ENTRETIEN : FAUSTO PARAVIDINO, L’EXPLORATION DE BABEL

ENTRETIEN : FAUSTO PARAVIDINO – « La Ballata de Johnny e Gill » au Théatre Le Liberté, Toulon, du jeudi 8 au samedi 10 novembre à 20h30.

Déjà doté d’une solide carrière internationale, Fausto Paravidino appartient à la jeune génération d’auteur et metteur en scène actuelle. De sa fascination pour le livre sacré était né « La Boucherie de Job » . Deux ans plus tard, il poursuit son exploration de la Bible et du langage scénique autour du mythe de la tour de Babel. Il est épaulé par Iris Fusetti à la conception et précise que les recherches furent également menées avec l’ensemble des comédiens parce « qu’il n’aurait pas pu trouver Dieu, seul ! ».

INFERNO : Vos Johnny et Gill, Abraham et Sarah des temps modernes, se retrouvent à New York, expliquez-nous le choix de cette situation géographique…

Fausto Paravidino : Cela fait, à peu près, dix ans, que nous entendons parler d’ « émergence migratoire ». Mais ce phénomène a existé de tout temps. En étudiant la Bible, j’ai lu qu’Abraham, le patriarche monothéiste, est choisi par Dieu qui lui demande de rejoindre « la Terre promise ». Donc en la lisant d’un œil laïque et notamment pour la transposer au Théâtre, j’ai dû remplacer Dieu par la métaphore de l’aspiration à partir. Action qui n’est ainsi nullement la conséquence des guerres, de la pauvreté, de la crise internationale…C’est comme si quelque chose disait à quelqu’un : « Ici n’est pas ton endroit, pars et cherche un ailleurs ». New York a été créée par les migrants, aujourd’hui intégrés et new-yorkais, dont la tendance est de plus en plus raciste…Cette réécriture de l’histoire d’Abraham s’est voulue sans référence temporelle ni géographique exceptée lorsque les personnages atteignent ce New-York des années soixante-dix (époque de référence en terme de flux migratoire pour moi).

Vos recherches vous ont-elles amené jusqu’à Umberto Eco et Georges Steiner ?

J’ai lu Eco, oui, car nous sommes partis de l’idée de Babel pour plusieurs raisons. La géographie, réinventée par Dieu, a commencé à se construire à ce moment là ; les peuples s’éparpillent et deviennent ainsi des étrangers aux langues multiples. La seconde raison est que « La ballata de Johnny e Gill » est une coproduction de pays différents et que je ne savais quelle langue choisir sans mettre éventuellement un public mal à l’aise. C’est alors que j’ai recherché cette langue parfaite. Une langue qui serait compréhensible, non pas par le monde entier (un peu trop ambitieux !), mais par une Europe occidentale à travers des formes théâtrales telles que la danse, la pantomime etc. Enfin, parce que la langue des migrants n’est autre qu’un mélange de langues. Phénomène repris par l’expression « broken english » qui devient la langue la plus parlée de fait ! (rires) . Ainsi, la langue parfaite d’Eco n’existe plus, nous l’avons perdue. C’était une malédiction autant qu’un cadeau car cela a créé de la différence. La langue s’est liée à des choses personnelles, familières. Une distance subjective entre l’objet et la parole a amené de la poésie. La langue universelle s’apparente à une langue qui se parle dans une ville comme New-York où les gens, provenant d’endroits différents, doivent s’accorder pour réaliser des choses ensemble.

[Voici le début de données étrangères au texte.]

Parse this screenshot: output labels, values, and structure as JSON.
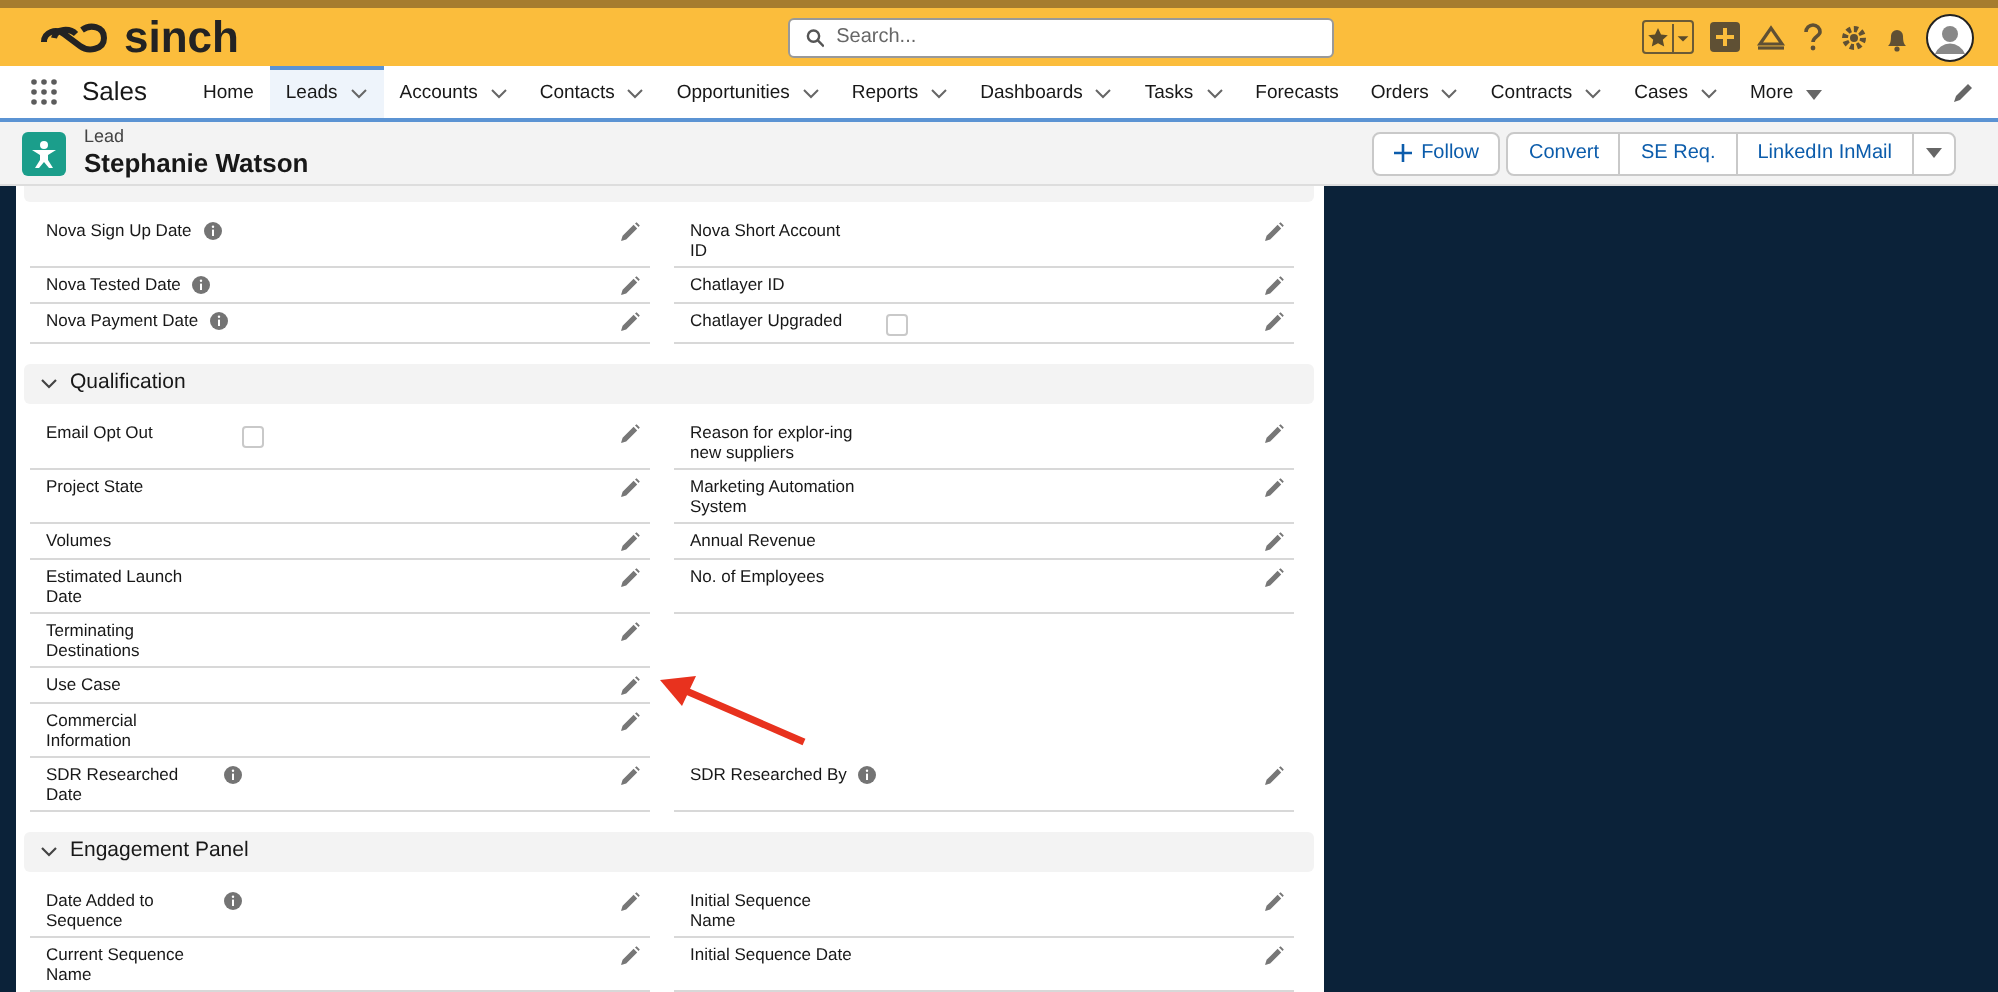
{
  "brand": {
    "name": "sinch"
  },
  "search": {
    "placeholder": "Search..."
  },
  "nav": {
    "app": "Sales",
    "items": [
      {
        "label": "Home",
        "kind": "tab",
        "selected": false
      },
      {
        "label": "Leads",
        "kind": "menu",
        "selected": true
      },
      {
        "label": "Accounts",
        "kind": "menu",
        "selected": false
      },
      {
        "label": "Contacts",
        "kind": "menu",
        "selected": false
      },
      {
        "label": "Opportunities",
        "kind": "menu",
        "selected": false
      },
      {
        "label": "Reports",
        "kind": "menu",
        "selected": false
      },
      {
        "label": "Dashboards",
        "kind": "menu",
        "selected": false
      },
      {
        "label": "Tasks",
        "kind": "menu",
        "selected": false
      },
      {
        "label": "Forecasts",
        "kind": "tab",
        "selected": false
      },
      {
        "label": "Orders",
        "kind": "menu",
        "selected": false
      },
      {
        "label": "Contracts",
        "kind": "menu",
        "selected": false
      },
      {
        "label": "Cases",
        "kind": "menu",
        "selected": false
      },
      {
        "label": "More",
        "kind": "more",
        "selected": false
      }
    ]
  },
  "record": {
    "type": "Lead",
    "name": "Stephanie Watson",
    "actions": [
      {
        "label": "Follow",
        "kind": "follow"
      },
      {
        "label": "Convert",
        "kind": "action"
      },
      {
        "label": "SE Req.",
        "kind": "action"
      },
      {
        "label": "LinkedIn InMail",
        "kind": "action"
      }
    ]
  },
  "sections": [
    {
      "rows": [
        {
          "left": {
            "label": "Nova Sign Up Date",
            "info": true
          },
          "right": {
            "label": "Nova Short Account ID",
            "info": false
          }
        },
        {
          "left": {
            "label": "Nova Tested Date",
            "info": true
          },
          "right": {
            "label": "Chatlayer ID",
            "info": false
          }
        },
        {
          "left": {
            "label": "Nova Payment Date",
            "info": true
          },
          "right": {
            "label": "Chatlayer Upgraded",
            "info": false,
            "checked": false
          }
        }
      ]
    },
    {
      "title": "Qualification",
      "expanded": true,
      "rows": [
        {
          "left": {
            "label": "Email Opt Out",
            "info": false,
            "checked": false
          },
          "right": {
            "label": "Reason for explor-ing new suppliers",
            "info": false
          }
        },
        {
          "left": {
            "label": "Project State",
            "info": false
          },
          "right": {
            "label": "Marketing Automation System",
            "info": false
          }
        },
        {
          "left": {
            "label": "Volumes",
            "info": false
          },
          "right": {
            "label": "Annual Revenue",
            "info": false
          }
        },
        {
          "left": {
            "label": "Estimated Launch Date",
            "info": false
          },
          "right": {
            "label": "No. of Employees",
            "info": false
          }
        },
        {
          "left": {
            "label": "Terminating Destinations",
            "info": false
          }
        },
        {
          "left": {
            "label": "Use Case",
            "info": false
          }
        },
        {
          "left": {
            "label": "Commercial Information",
            "info": false
          }
        },
        {
          "left": {
            "label": "SDR Researched Date",
            "info": true
          },
          "right": {
            "label": "SDR Researched By",
            "info": true
          }
        }
      ]
    },
    {
      "title": "Engagement Panel",
      "expanded": true,
      "rows": [
        {
          "left": {
            "label": "Date Added to Sequence",
            "info": true
          },
          "right": {
            "label": "Initial Sequence Name",
            "info": false
          }
        },
        {
          "left": {
            "label": "Current Sequence Name",
            "info": false
          },
          "right": {
            "label": "Initial Sequence Date",
            "info": false
          }
        }
      ]
    }
  ]
}
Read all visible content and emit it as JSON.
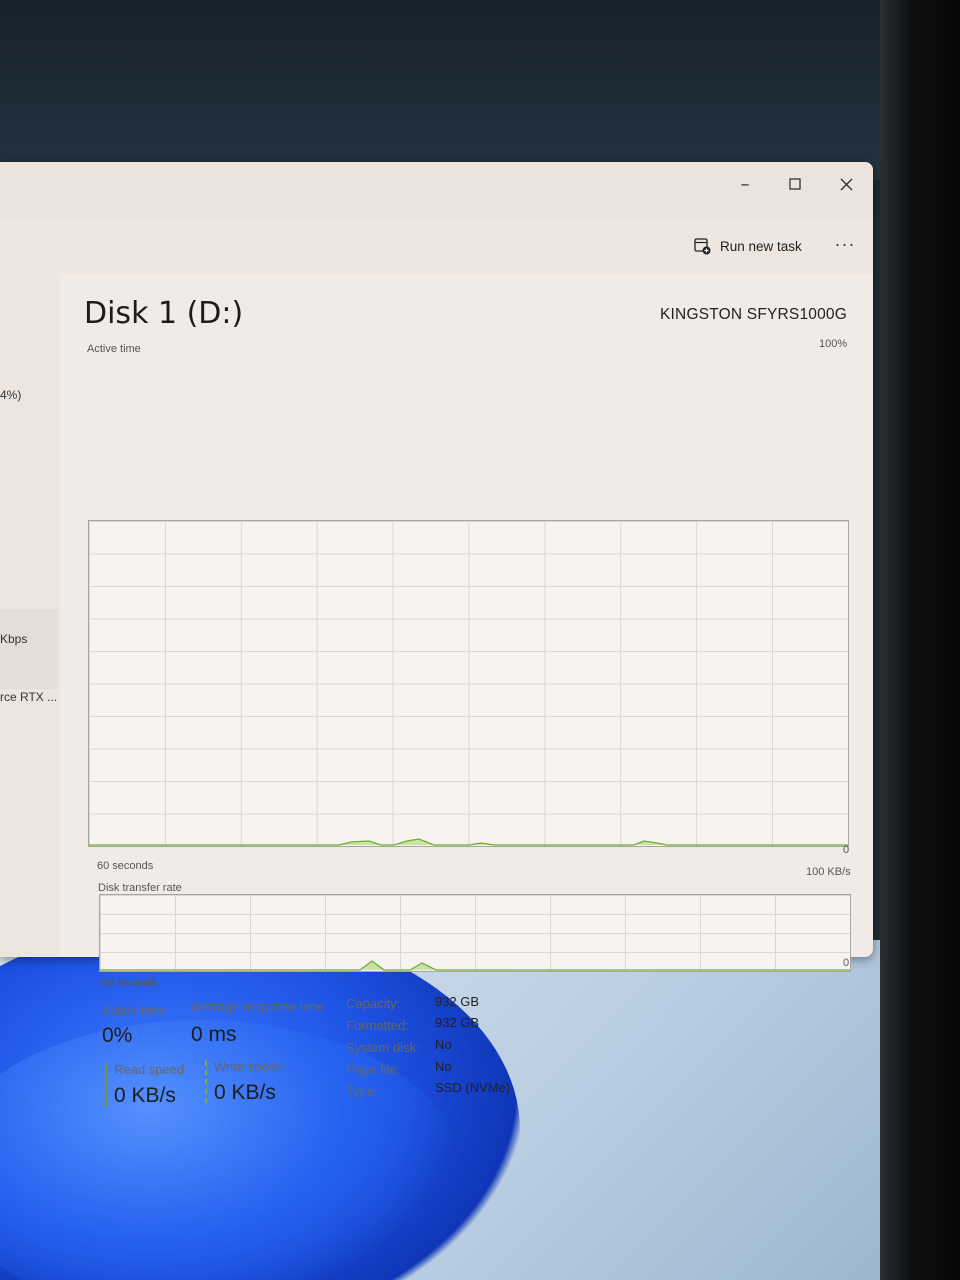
{
  "window": {
    "controls": {
      "minimize": "–",
      "maximize": "☐",
      "close": "✕"
    }
  },
  "toolbar": {
    "run_new_task": "Run new task",
    "more": "···"
  },
  "left_panel": {
    "items": [
      "4%)",
      "Kbps",
      "rce RTX ..."
    ]
  },
  "disk": {
    "title": "Disk 1 (D:)",
    "model": "KINGSTON SFYRS1000G"
  },
  "active_graph": {
    "label": "Active time",
    "max_label": "100%",
    "min_label": "0",
    "time_label": "60 seconds"
  },
  "transfer_graph": {
    "label": "Disk transfer rate",
    "max_label": "100 KB/s",
    "min_label": "0",
    "time_label": "60 seconds"
  },
  "stats": {
    "active_time": {
      "label": "Active time",
      "value": "0%"
    },
    "avg_response": {
      "label": "Average response time",
      "value": "0 ms"
    },
    "read_speed": {
      "label": "Read speed",
      "value": "0 KB/s"
    },
    "write_speed": {
      "label": "Write speed",
      "value": "0 KB/s"
    }
  },
  "properties": [
    {
      "label": "Capacity:",
      "value": "932 GB"
    },
    {
      "label": "Formatted:",
      "value": "932 GB"
    },
    {
      "label": "System disk:",
      "value": "No"
    },
    {
      "label": "Page file:",
      "value": "No"
    },
    {
      "label": "Type:",
      "value": "SSD (NVMe)"
    }
  ],
  "colors": {
    "graph_line": "#6fae2f",
    "graph_fill": "#c9e3a6",
    "accent": "#6b9c2a"
  }
}
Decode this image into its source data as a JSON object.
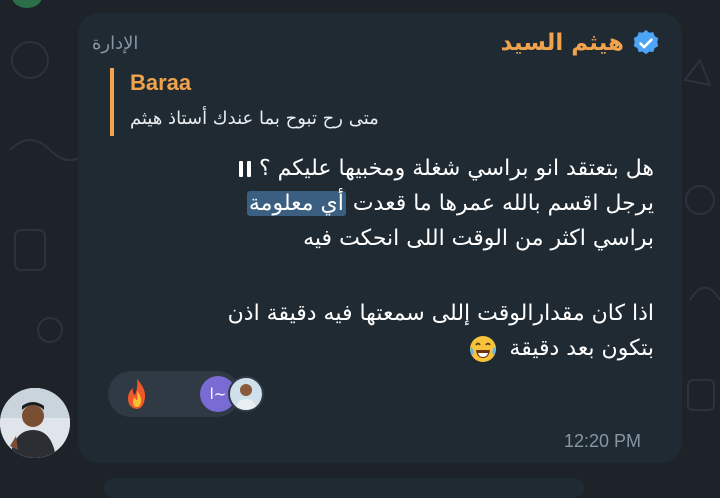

Ces médiums (danse, pantomime etc.) apportent-ils du sensible à votre pièce ?

Oui, ils soulèvent d’autres émotions. Parfois, mes personnages ne se comprennent pas. Leur incompréhensible conversation n’est pourtant pas dénuée d’émotion. Le public peut alors s’interroger sur leurs provenances : résident-elles dans les mots (souvent sans signification) ou dans l’action des personnages ? Deux extrêmes dans un théâtre réaliste…

Et le message du masque ?

Il sert à évoquer le monde primitif dans la première partie. Puis, peu à peu, le masque tombe ou devient plus réaliste. Je l’utilise comme une sorte de transfiguration onirique. Il me permet de retranscrire la relation particulière entre le protagoniste, rêveur, et Dieu pour ainsi flotter dans un univers entre objectivité et subjectivité.